「死の鉄道」今や観光地に 旧日本軍が作った泰緬鉄道80年 壮絶な犠牲で生まれたローカル線
2023年10月、泰緬鉄道が開通して80年を迎えました。現在のタイからミャンマーにかけ、旧日本軍が陸上補給路して敷設した路線です。多大な犠牲を払い開通した鉄道は今、両国で異なる顔を見せています。
多くの犠牲の上に開通
映画『戦場にかける橋』の舞台となった泰緬鉄道。2023年10月25日、開通から80年の節目を迎えました。これは現在のタイにある、旧日本軍が敷設した鉄道です。

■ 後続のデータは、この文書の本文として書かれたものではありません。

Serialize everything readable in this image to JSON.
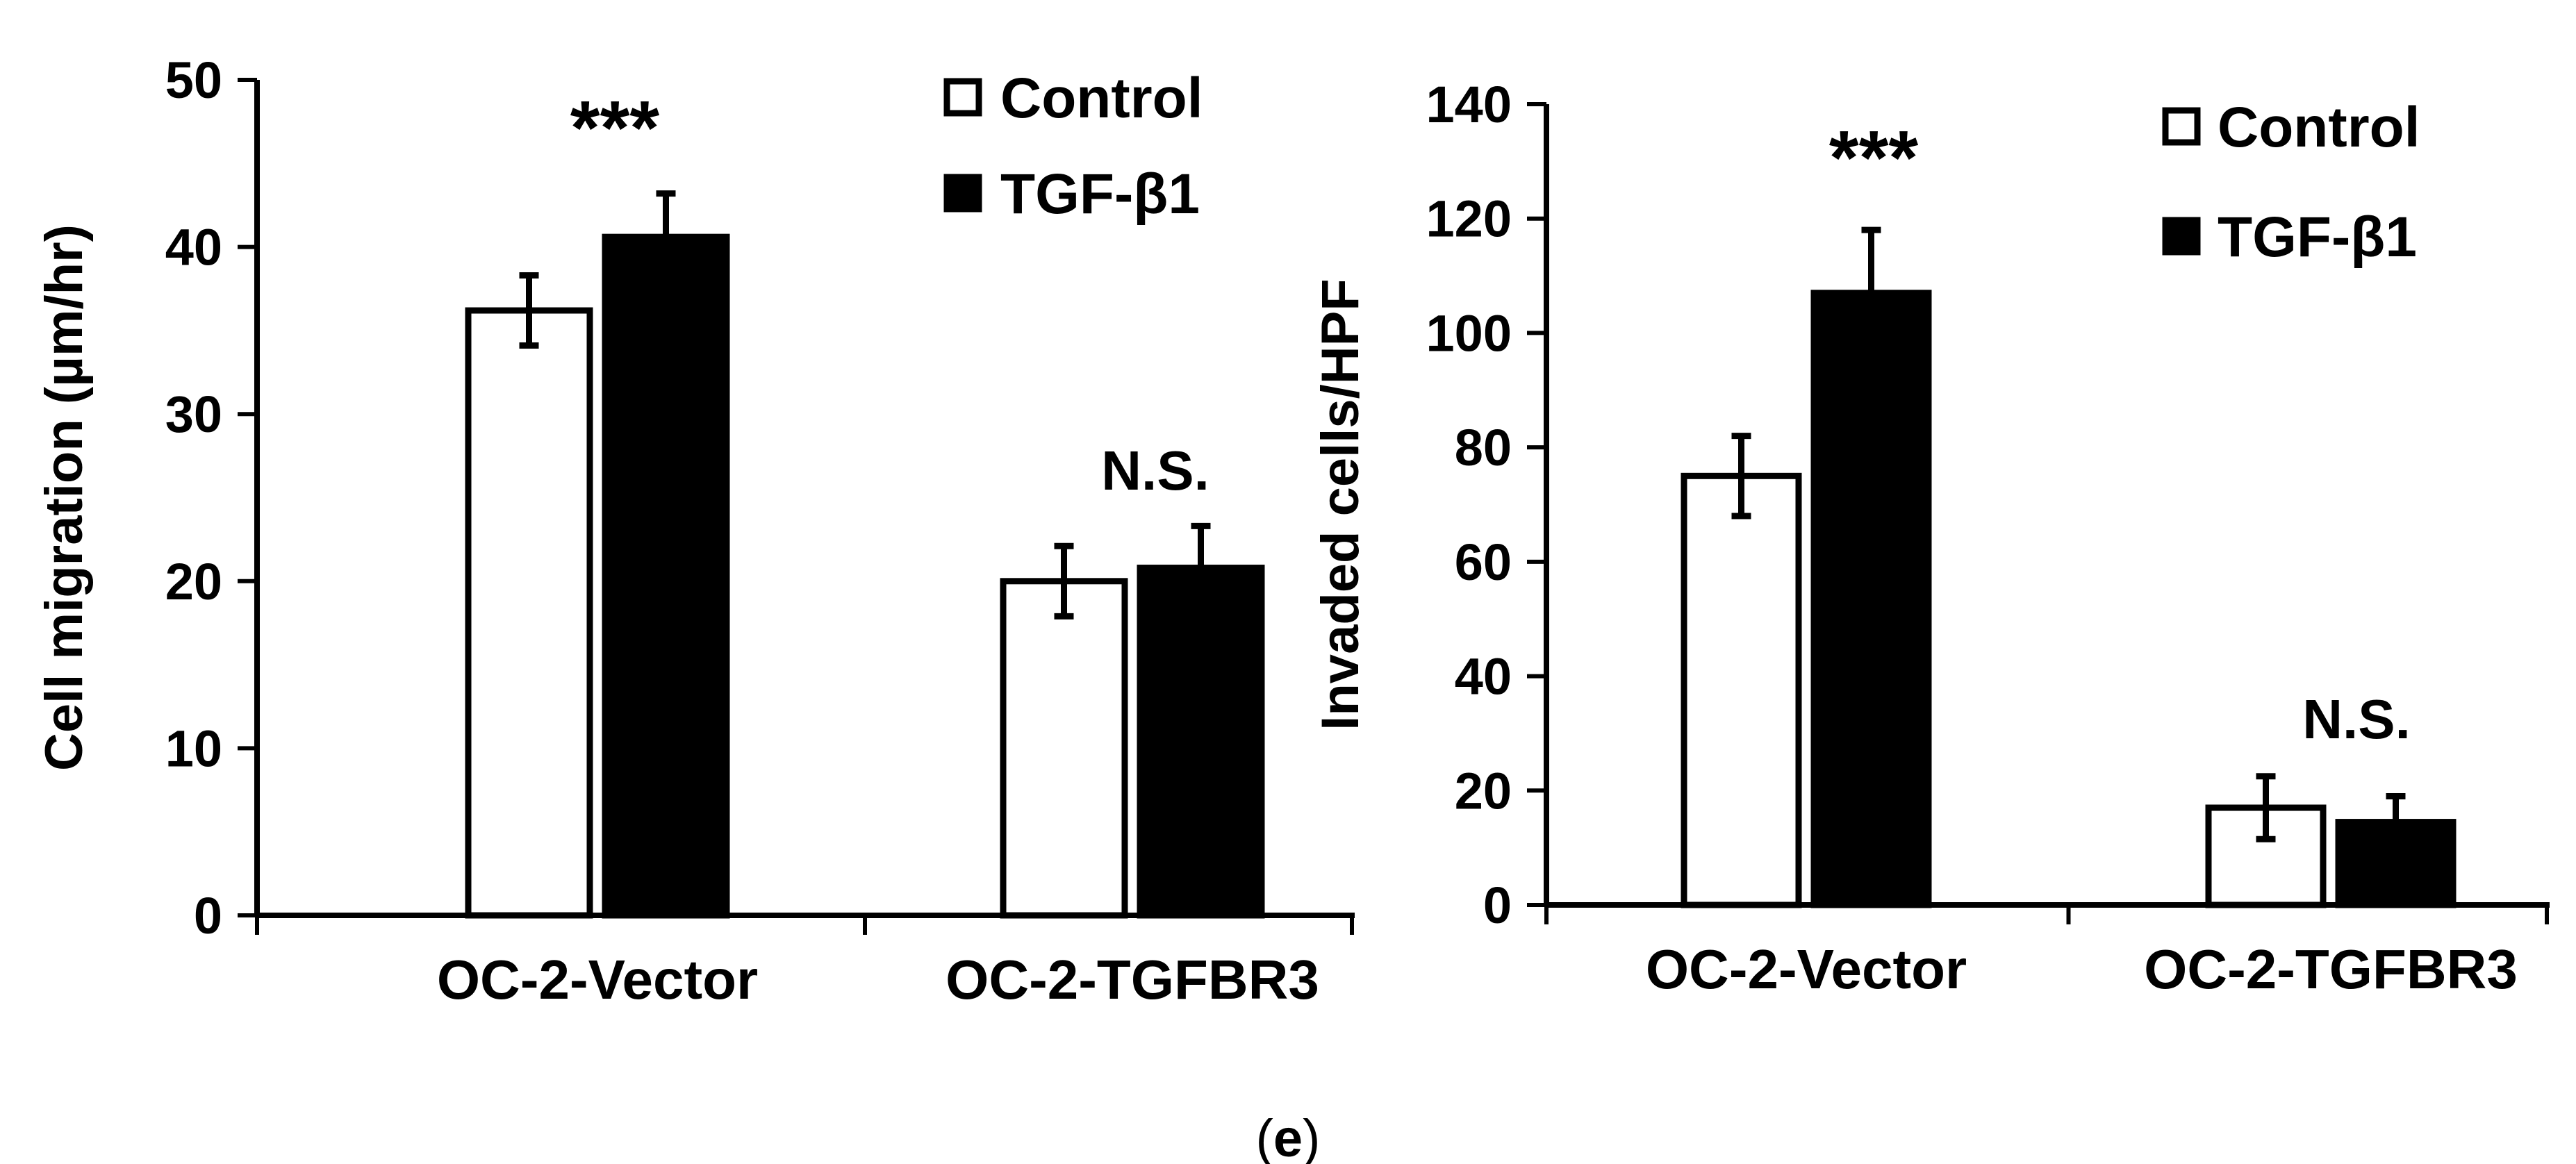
{
  "figure": {
    "caption_open": "(",
    "caption_letter": "e",
    "caption_close": ")"
  },
  "colors": {
    "control_fill": "#ffffff",
    "tgf_fill": "#000000",
    "stroke": "#000000"
  },
  "chart_data": [
    {
      "type": "bar",
      "title": "",
      "xlabel": "",
      "ylabel": "Cell migration (µm/hr)",
      "ylim": [
        0,
        50
      ],
      "yticks": [
        0,
        10,
        20,
        30,
        40,
        50
      ],
      "categories": [
        "OC-2-Vector",
        "OC-2-TGFBR3"
      ],
      "series": [
        {
          "name": "Control",
          "values": [
            36.2,
            20.0
          ],
          "errors": [
            2.1,
            2.1
          ]
        },
        {
          "name": "TGF-β1",
          "values": [
            40.6,
            20.8
          ],
          "errors": [
            2.6,
            2.5
          ]
        }
      ],
      "annotations": [
        "***",
        "N.S."
      ],
      "legend": [
        "Control",
        "TGF-β1"
      ],
      "legend_position": "top-right",
      "grid": false
    },
    {
      "type": "bar",
      "title": "",
      "xlabel": "",
      "ylabel": "Invaded cells/HPF",
      "ylim": [
        0,
        140
      ],
      "yticks": [
        0,
        20,
        40,
        60,
        80,
        100,
        120,
        140
      ],
      "categories": [
        "OC-2-Vector",
        "OC-2-TGFBR3"
      ],
      "series": [
        {
          "name": "Control",
          "values": [
            75,
            17
          ],
          "errors": [
            7,
            5.5
          ]
        },
        {
          "name": "TGF-β1",
          "values": [
            107,
            14.5
          ],
          "errors": [
            11,
            4.5
          ]
        }
      ],
      "annotations": [
        "***",
        "N.S."
      ],
      "legend": [
        "Control",
        "TGF-β1"
      ],
      "legend_position": "top-right",
      "grid": false
    }
  ]
}
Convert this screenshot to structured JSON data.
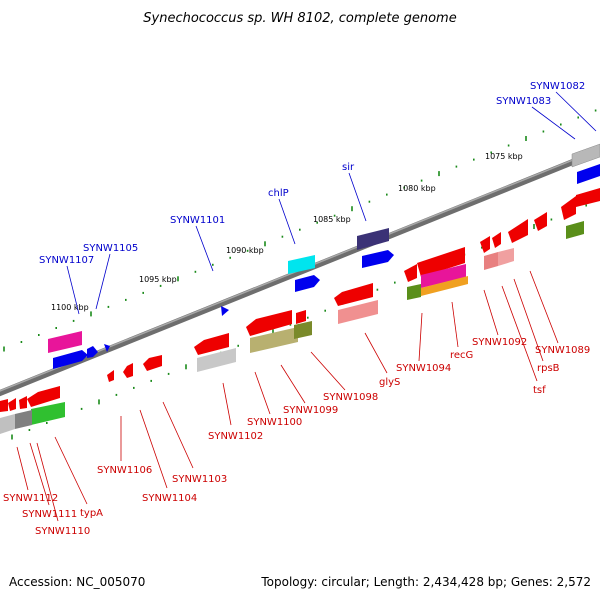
{
  "title": "Synechococcus sp. WH 8102, complete genome",
  "footer": {
    "accession": "Accession: NC_005070",
    "summary": "Topology: circular; Length: 2,434,428 bp; Genes: 2,572"
  },
  "colors": {
    "backbone": "#808080",
    "tick": "#1a8a1a",
    "label_forward": "#0000cc",
    "label_reverse": "#cc0000",
    "leader_forward": "#0000cc",
    "leader_reverse": "#cc0000"
  },
  "kbp_labels": [
    "1075 kbp",
    "1080 kbp",
    "1085 kbp",
    "1090 kbp",
    "1095 kbp",
    "1100 kbp"
  ],
  "forward_genes": [
    {
      "label": "SYNW1082"
    },
    {
      "label": "SYNW1083"
    },
    {
      "label": "sir"
    },
    {
      "label": "chlP"
    },
    {
      "label": "SYNW1101"
    },
    {
      "label": "SYNW1105"
    },
    {
      "label": "SYNW1107"
    }
  ],
  "reverse_genes": [
    {
      "label": "SYNW1089"
    },
    {
      "label": "rpsB"
    },
    {
      "label": "tsf"
    },
    {
      "label": "SYNW1092"
    },
    {
      "label": "recG"
    },
    {
      "label": "SYNW1094"
    },
    {
      "label": "glyS"
    },
    {
      "label": "SYNW1098"
    },
    {
      "label": "SYNW1099"
    },
    {
      "label": "SYNW1100"
    },
    {
      "label": "SYNW1102"
    },
    {
      "label": "SYNW1103"
    },
    {
      "label": "SYNW1104"
    },
    {
      "label": "SYNW1106"
    },
    {
      "label": "typA"
    },
    {
      "label": "SYNW1110"
    },
    {
      "label": "SYNW1111"
    },
    {
      "label": "SYNW1112"
    }
  ]
}
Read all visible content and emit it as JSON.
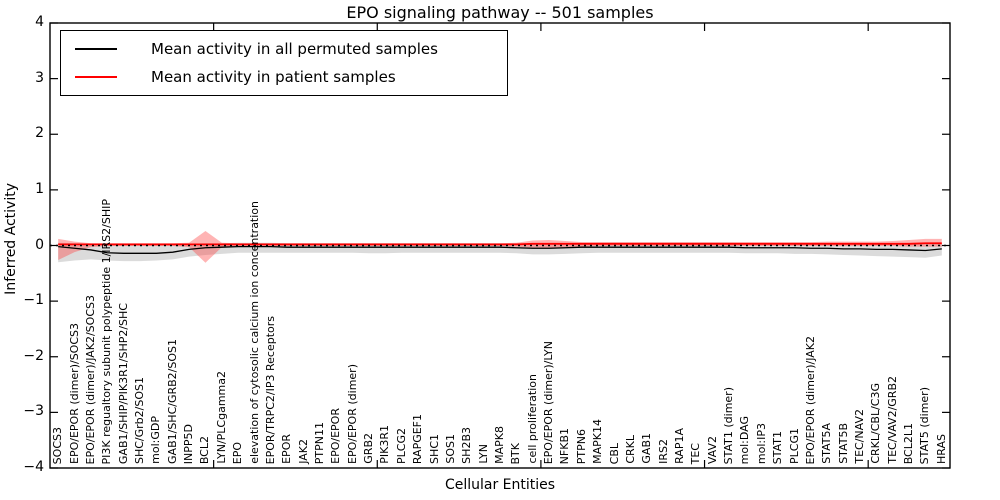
{
  "title": "EPO signaling pathway -- 501 samples",
  "axes": {
    "x_label": "Cellular Entities",
    "y_label": "Inferred Activity",
    "y_ticks": [
      4,
      3,
      2,
      1,
      0,
      -1,
      -2,
      -3,
      -4
    ],
    "y_tick_labels": [
      "4",
      "3",
      "2",
      "1",
      "0",
      "−1",
      "−2",
      "−3",
      "−4"
    ],
    "x_tick_positions": [
      10,
      20,
      30,
      40,
      50
    ]
  },
  "legend": {
    "items": [
      {
        "label": "Mean activity in all permuted samples",
        "color": "#000000"
      },
      {
        "label": "Mean activity in patient samples",
        "color": "#ff0000"
      }
    ]
  },
  "chart_data": {
    "type": "line",
    "title": "EPO signaling pathway -- 501 samples",
    "xlabel": "Cellular Entities",
    "ylabel": "Inferred Activity",
    "ylim": [
      -4,
      4
    ],
    "grid": false,
    "legend_position": "upper left",
    "categories": [
      "SOCS3",
      "EPO/EPOR (dimer)/SOCS3",
      "EPO/EPOR (dimer)/JAK2/SOCS3",
      "PI3K regualtory subunit polypeptide 1/IRS2/SHIP",
      "GAB1/SHIP/PIK3R1/SHP2/SHC",
      "SHC/Grb2/SOS1",
      "mol:GDP",
      "GAB1/SHC/GRB2/SOS1",
      "INPP5D",
      "BCL2",
      "LYN/PLCgamma2",
      "EPO",
      "elevation of cytosolic calcium ion concentration",
      "EPOR/TRPC2/IP3 Receptors",
      "EPOR",
      "JAK2",
      "PTPN11",
      "EPO/EPOR",
      "EPO/EPOR (dimer)",
      "GRB2",
      "PIK3R1",
      "PLCG2",
      "RAPGEF1",
      "SHC1",
      "SOS1",
      "SH2B3",
      "LYN",
      "MAPK8",
      "BTK",
      "cell proliferation",
      "EPO/EPOR (dimer)/LYN",
      "NFKB1",
      "PTPN6",
      "MAPK14",
      "CBL",
      "CRKL",
      "GAB1",
      "IRS2",
      "RAP1A",
      "TEC",
      "VAV2",
      "STAT1 (dimer)",
      "mol:DAG",
      "mol:IP3",
      "STAT1",
      "PLCG1",
      "EPO/EPOR (dimer)/JAK2",
      "STAT5A",
      "STAT5B",
      "TEC/NAV2",
      "CRKL/CBL/C3G",
      "TEC/VAV2/GRB2",
      "BCL2L1",
      "STAT5 (dimer)",
      "HRAS"
    ],
    "series": [
      {
        "name": "Mean activity in all permuted samples",
        "color": "#000000",
        "style": "solid",
        "values": [
          -0.02,
          -0.05,
          -0.08,
          -0.13,
          -0.14,
          -0.14,
          -0.14,
          -0.12,
          -0.07,
          -0.04,
          -0.03,
          -0.02,
          -0.02,
          -0.02,
          -0.03,
          -0.03,
          -0.03,
          -0.03,
          -0.03,
          -0.03,
          -0.03,
          -0.03,
          -0.03,
          -0.03,
          -0.03,
          -0.03,
          -0.03,
          -0.03,
          -0.04,
          -0.05,
          -0.05,
          -0.04,
          -0.03,
          -0.03,
          -0.03,
          -0.03,
          -0.03,
          -0.03,
          -0.03,
          -0.03,
          -0.03,
          -0.03,
          -0.04,
          -0.04,
          -0.04,
          -0.04,
          -0.05,
          -0.05,
          -0.06,
          -0.06,
          -0.07,
          -0.07,
          -0.08,
          -0.09,
          -0.06
        ],
        "band": {
          "upper": [
            0.05,
            0.04,
            0.03,
            0.02,
            0.02,
            0.02,
            0.02,
            0.02,
            0.03,
            0.04,
            0.04,
            0.05,
            0.05,
            0.05,
            0.04,
            0.04,
            0.04,
            0.04,
            0.04,
            0.04,
            0.04,
            0.04,
            0.04,
            0.04,
            0.04,
            0.04,
            0.04,
            0.04,
            0.04,
            0.03,
            0.03,
            0.04,
            0.04,
            0.05,
            0.05,
            0.05,
            0.05,
            0.05,
            0.05,
            0.05,
            0.05,
            0.05,
            0.04,
            0.04,
            0.04,
            0.04,
            0.04,
            0.03,
            0.03,
            0.03,
            0.02,
            0.02,
            0.02,
            0.02,
            0.03
          ],
          "lower": [
            -0.3,
            -0.27,
            -0.25,
            -0.27,
            -0.28,
            -0.28,
            -0.27,
            -0.25,
            -0.2,
            -0.17,
            -0.15,
            -0.13,
            -0.13,
            -0.13,
            -0.13,
            -0.13,
            -0.13,
            -0.13,
            -0.13,
            -0.14,
            -0.14,
            -0.13,
            -0.13,
            -0.13,
            -0.13,
            -0.13,
            -0.13,
            -0.13,
            -0.14,
            -0.16,
            -0.16,
            -0.15,
            -0.14,
            -0.13,
            -0.13,
            -0.13,
            -0.13,
            -0.13,
            -0.13,
            -0.13,
            -0.13,
            -0.13,
            -0.14,
            -0.14,
            -0.14,
            -0.15,
            -0.15,
            -0.16,
            -0.17,
            -0.18,
            -0.19,
            -0.2,
            -0.21,
            -0.22,
            -0.18
          ],
          "color": "#999999",
          "opacity": 0.35
        }
      },
      {
        "name": "Mean activity in patient samples",
        "color": "#ff0000",
        "style": "solid",
        "values": [
          0.02,
          0.02,
          0.02,
          0.02,
          0.02,
          0.02,
          0.02,
          0.02,
          0.02,
          0.02,
          0.02,
          0.02,
          0.02,
          0.02,
          0.02,
          0.02,
          0.02,
          0.02,
          0.02,
          0.02,
          0.02,
          0.02,
          0.02,
          0.02,
          0.02,
          0.02,
          0.02,
          0.02,
          0.02,
          0.03,
          0.03,
          0.03,
          0.03,
          0.03,
          0.03,
          0.03,
          0.03,
          0.03,
          0.03,
          0.03,
          0.03,
          0.03,
          0.03,
          0.03,
          0.03,
          0.03,
          0.03,
          0.03,
          0.03,
          0.03,
          0.03,
          0.03,
          0.03,
          0.04,
          0.04
        ],
        "band": {
          "upper": [
            0.12,
            0.07,
            0.04,
            0.04,
            0.04,
            0.04,
            0.04,
            0.04,
            0.05,
            0.26,
            0.05,
            0.04,
            0.04,
            0.04,
            0.04,
            0.04,
            0.04,
            0.04,
            0.04,
            0.04,
            0.04,
            0.04,
            0.04,
            0.04,
            0.04,
            0.04,
            0.04,
            0.04,
            0.05,
            0.09,
            0.1,
            0.08,
            0.06,
            0.06,
            0.06,
            0.06,
            0.06,
            0.06,
            0.06,
            0.06,
            0.06,
            0.06,
            0.06,
            0.06,
            0.06,
            0.06,
            0.06,
            0.07,
            0.07,
            0.07,
            0.07,
            0.08,
            0.1,
            0.12,
            0.12
          ],
          "lower": [
            -0.26,
            -0.12,
            -0.03,
            -0.01,
            -0.01,
            -0.01,
            -0.01,
            -0.01,
            -0.03,
            -0.31,
            -0.03,
            -0.01,
            -0.01,
            -0.01,
            -0.01,
            -0.01,
            -0.01,
            -0.01,
            -0.01,
            -0.01,
            -0.01,
            -0.01,
            -0.01,
            -0.01,
            -0.01,
            -0.01,
            -0.01,
            -0.01,
            -0.02,
            -0.04,
            -0.05,
            -0.04,
            -0.02,
            -0.01,
            -0.01,
            -0.01,
            -0.01,
            -0.01,
            -0.01,
            -0.01,
            -0.01,
            -0.01,
            -0.01,
            -0.01,
            -0.01,
            -0.01,
            -0.01,
            -0.01,
            -0.01,
            -0.01,
            -0.01,
            -0.01,
            -0.02,
            -0.02,
            -0.02
          ],
          "color": "#ff4444",
          "opacity": 0.4
        }
      }
    ],
    "reference_line": {
      "y": 0,
      "style": "dotted",
      "color": "#000000"
    }
  }
}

泰緬鉄道の「泰」はタイ、「緬」は緬甸(めんでん=ビルマ、現ミャンマー)を指します。旧日本陸軍のビルマ攻略による陸上の物資補給路確立を主目的に、タイ国鉄南本線のノンプラドック分岐点からビルマのタンビュザヤ駅へ至る414.9kmが建設され、正式名称を「泰緬連接鉄道」といいました。
線路は、タイとミャンマーを遮るテナセリム山地と、密林の続く険しい国境地帯を横断。密林を切り開き、山塊を切り崩し、約1年の突貫建設工事の末、1943(昭和18)年10月25日に開通しました。
建設工事には旧日本陸軍鉄道隊だけでなく、連合軍将兵の欧米人捕虜、近隣諸国からの労務者、約16~30万人近くが従事しました。大本営から厳命された工期に間に合わせるよう、人跡未踏といえる密林の劣悪な環境、例年より早く訪れた雨季、そしてコレラとマラリアの伝染病が蔓延する状況下で、工事は人海戦術で休みなく強行。約4万1000人(日本側資料、俘虜関係中央調査委員会)の死者を出したとされています。
戦後、連合軍元捕虜から次々と建設工事の体験や日記が発表され、捕虜の視点で記された手記の多くには、旧日本軍による虐待や拷問、劣悪な環境と食事、伝染病の描写が綴られました。旧日本軍鉄道隊の手記は捕虜に関する記述だけでなく、建設の困難さや運転の労苦など、連合軍側とは異なった視点でも泰緬鉄道の姿を伝えています。